Irish rugby followers’ fingers are crossed that Stephen Ferris is given the go-ahead to face Italy in Saturday’s opening match of the Six Nations’ title defence.
The Ulster flanker was due to undergo a check today to determine his fitness.
The Irish squad reconvened last night and with the countdown to the weekend now underway Ferris does not have time on his side.
A leg injury picked up on Ulster duty against Bath in their Heineken Cup group match on January 23 was duly diagnosed as bone bruising. The Irish team’s medical advisers gave him last week off, telling him to rest and avoid subjecting the injury to weight, strain or pressure.
But over the weekend it emerged that his chances of being fit to face the Italians were thought to be no better than 50-50 and with the squad being reduced to match-size proportions tomorrow the fear is that Ferris may not be ready.
The blindside’s all-action style means he puts his body on the line each time he plays. His physical courage and total commitment come at a price, however, with injuries an inevitability.
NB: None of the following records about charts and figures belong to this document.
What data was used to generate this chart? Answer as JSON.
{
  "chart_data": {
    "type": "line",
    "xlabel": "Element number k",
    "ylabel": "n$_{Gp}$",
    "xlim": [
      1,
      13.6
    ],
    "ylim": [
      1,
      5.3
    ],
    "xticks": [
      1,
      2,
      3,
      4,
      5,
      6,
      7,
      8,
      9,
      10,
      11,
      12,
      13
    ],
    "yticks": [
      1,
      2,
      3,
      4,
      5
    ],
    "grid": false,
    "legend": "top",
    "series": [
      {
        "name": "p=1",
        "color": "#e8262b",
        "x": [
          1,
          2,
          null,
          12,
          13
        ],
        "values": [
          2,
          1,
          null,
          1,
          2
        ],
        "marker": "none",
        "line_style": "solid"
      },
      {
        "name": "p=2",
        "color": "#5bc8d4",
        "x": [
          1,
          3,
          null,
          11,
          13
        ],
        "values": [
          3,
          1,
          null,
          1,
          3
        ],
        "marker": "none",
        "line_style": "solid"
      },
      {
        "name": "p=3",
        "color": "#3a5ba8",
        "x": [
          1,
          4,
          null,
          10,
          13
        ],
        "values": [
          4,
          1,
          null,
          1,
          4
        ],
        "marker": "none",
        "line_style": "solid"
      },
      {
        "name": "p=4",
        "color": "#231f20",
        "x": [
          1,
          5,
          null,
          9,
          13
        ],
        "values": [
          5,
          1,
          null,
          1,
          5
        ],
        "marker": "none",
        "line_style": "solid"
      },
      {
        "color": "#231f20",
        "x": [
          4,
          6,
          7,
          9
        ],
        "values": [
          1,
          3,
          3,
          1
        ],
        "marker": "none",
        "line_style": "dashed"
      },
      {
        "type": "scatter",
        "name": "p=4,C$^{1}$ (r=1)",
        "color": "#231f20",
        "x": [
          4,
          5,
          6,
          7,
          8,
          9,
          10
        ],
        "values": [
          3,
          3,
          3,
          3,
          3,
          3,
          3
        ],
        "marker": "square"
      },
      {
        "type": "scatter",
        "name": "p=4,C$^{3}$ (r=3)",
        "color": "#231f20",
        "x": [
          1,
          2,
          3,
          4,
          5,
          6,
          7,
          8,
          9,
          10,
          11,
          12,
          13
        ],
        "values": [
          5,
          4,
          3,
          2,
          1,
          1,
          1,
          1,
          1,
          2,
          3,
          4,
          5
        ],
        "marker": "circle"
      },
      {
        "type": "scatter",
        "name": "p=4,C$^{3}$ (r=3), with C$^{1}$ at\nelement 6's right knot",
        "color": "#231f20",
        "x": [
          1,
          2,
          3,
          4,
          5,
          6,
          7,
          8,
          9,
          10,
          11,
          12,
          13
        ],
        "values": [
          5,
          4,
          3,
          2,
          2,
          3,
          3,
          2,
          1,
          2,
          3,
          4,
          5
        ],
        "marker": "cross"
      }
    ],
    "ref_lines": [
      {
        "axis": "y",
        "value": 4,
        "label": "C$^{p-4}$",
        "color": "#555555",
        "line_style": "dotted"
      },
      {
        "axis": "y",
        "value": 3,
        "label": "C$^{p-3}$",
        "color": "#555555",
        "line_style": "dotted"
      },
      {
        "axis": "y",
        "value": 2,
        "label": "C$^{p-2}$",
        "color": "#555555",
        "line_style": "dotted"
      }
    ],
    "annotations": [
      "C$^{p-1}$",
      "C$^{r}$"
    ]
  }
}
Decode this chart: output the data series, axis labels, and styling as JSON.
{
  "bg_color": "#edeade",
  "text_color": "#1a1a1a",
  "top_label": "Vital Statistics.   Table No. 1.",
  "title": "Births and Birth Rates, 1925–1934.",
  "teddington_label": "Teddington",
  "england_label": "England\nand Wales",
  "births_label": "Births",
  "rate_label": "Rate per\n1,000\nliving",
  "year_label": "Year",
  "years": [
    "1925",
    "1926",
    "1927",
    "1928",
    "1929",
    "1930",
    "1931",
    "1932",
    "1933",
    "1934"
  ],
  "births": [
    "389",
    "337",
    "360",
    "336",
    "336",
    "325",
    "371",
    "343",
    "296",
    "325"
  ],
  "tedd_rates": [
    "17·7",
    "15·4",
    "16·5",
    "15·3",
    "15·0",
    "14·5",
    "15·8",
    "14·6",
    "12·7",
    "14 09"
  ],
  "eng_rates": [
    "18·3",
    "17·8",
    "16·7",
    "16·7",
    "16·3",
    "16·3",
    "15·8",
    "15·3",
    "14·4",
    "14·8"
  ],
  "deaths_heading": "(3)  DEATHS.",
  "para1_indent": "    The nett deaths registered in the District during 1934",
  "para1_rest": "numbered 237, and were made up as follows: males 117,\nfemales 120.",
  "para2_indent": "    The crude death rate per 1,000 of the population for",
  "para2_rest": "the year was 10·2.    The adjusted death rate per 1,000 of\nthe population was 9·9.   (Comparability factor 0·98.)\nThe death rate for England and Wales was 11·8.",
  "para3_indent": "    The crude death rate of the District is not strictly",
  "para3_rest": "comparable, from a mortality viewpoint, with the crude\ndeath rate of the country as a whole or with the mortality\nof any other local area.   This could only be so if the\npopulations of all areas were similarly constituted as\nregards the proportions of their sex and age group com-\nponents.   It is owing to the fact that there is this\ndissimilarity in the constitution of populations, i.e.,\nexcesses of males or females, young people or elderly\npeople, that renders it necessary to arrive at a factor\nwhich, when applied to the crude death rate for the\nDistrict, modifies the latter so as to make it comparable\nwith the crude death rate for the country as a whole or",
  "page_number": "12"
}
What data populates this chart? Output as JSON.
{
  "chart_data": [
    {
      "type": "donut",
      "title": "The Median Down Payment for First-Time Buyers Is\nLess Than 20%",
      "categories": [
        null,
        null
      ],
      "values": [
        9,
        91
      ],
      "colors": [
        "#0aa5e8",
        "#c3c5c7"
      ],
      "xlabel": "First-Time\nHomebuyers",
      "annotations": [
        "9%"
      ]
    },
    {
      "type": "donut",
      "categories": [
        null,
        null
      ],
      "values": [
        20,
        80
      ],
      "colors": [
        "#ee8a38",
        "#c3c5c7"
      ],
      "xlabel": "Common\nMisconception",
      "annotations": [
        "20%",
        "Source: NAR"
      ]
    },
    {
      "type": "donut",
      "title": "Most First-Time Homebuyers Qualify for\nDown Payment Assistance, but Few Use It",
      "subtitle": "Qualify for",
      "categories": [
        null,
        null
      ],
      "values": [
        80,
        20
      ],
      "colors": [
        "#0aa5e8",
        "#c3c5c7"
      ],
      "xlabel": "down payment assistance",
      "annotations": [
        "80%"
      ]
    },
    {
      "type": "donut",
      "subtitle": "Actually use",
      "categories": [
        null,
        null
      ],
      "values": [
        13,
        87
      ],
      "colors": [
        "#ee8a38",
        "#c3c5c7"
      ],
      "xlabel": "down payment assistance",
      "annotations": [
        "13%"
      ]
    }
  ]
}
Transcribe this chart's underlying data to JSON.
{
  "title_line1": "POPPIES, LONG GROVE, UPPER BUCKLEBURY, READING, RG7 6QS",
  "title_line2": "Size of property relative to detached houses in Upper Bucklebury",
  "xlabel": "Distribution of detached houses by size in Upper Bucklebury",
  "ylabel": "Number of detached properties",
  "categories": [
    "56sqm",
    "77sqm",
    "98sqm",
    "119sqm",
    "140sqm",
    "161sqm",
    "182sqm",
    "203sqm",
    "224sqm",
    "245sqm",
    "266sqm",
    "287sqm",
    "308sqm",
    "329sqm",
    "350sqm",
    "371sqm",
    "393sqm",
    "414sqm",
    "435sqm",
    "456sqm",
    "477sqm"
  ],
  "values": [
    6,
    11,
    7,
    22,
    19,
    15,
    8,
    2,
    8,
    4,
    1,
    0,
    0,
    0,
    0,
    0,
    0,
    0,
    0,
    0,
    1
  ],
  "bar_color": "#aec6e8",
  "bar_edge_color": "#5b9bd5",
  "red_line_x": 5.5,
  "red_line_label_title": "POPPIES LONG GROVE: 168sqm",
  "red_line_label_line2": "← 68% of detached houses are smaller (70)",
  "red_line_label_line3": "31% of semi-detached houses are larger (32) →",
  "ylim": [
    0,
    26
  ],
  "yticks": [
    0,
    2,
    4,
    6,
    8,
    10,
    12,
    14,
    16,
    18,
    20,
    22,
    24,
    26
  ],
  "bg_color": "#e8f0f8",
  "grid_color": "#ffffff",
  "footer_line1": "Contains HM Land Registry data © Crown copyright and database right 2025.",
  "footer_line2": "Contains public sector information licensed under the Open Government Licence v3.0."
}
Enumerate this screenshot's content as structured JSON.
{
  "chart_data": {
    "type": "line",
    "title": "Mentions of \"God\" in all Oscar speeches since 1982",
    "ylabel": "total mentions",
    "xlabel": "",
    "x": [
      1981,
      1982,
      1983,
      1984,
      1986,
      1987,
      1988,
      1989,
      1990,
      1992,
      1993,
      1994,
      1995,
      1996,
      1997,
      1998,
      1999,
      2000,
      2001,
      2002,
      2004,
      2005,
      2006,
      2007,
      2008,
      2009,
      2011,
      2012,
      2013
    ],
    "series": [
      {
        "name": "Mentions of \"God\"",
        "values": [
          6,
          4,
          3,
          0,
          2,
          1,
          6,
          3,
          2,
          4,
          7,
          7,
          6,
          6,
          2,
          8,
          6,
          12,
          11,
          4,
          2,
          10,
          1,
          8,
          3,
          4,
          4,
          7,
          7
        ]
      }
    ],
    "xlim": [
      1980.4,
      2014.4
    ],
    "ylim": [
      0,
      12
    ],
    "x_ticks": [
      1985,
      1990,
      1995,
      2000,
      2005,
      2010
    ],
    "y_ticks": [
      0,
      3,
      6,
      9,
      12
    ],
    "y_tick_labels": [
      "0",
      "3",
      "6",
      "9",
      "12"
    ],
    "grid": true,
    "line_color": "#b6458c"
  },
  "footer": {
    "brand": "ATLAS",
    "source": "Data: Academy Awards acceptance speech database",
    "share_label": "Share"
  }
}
Last season he bowed out of Ireland’s Millennium Stadium Grand Slam decider against Wales after picking up a hand injury early on. During the Lions’ summer tour of South Africa a knee injury — that one picked up in training — forced him out after two games. And in November, in the third of the three Autumn series fixtures, he was a first-half injury casualty in the Croke Park clash with South Africa.
Friends’ schoolteacher and Ulster schools’ rugby doyen, Barney McGonigle, who discovered Ferris during his time as a student at the Lisburn seat of learning, said: “It’s a two-way thing. The way he plays is what makes him special and no-one would ever want to change that.
“But it also means that he’s on the front line every time he goes out on the pitch.
“I was in contact with him by text to congratulate him after Ulster’s win in Bath and there was nothing in his reply to suggest any serious injury problem at that stage. So things have got worse in the interim.
“Let’s just hope that if he isn’t available his absence will be for one match only.
“He would be a huge loss to Ireland if it was for longer than that.”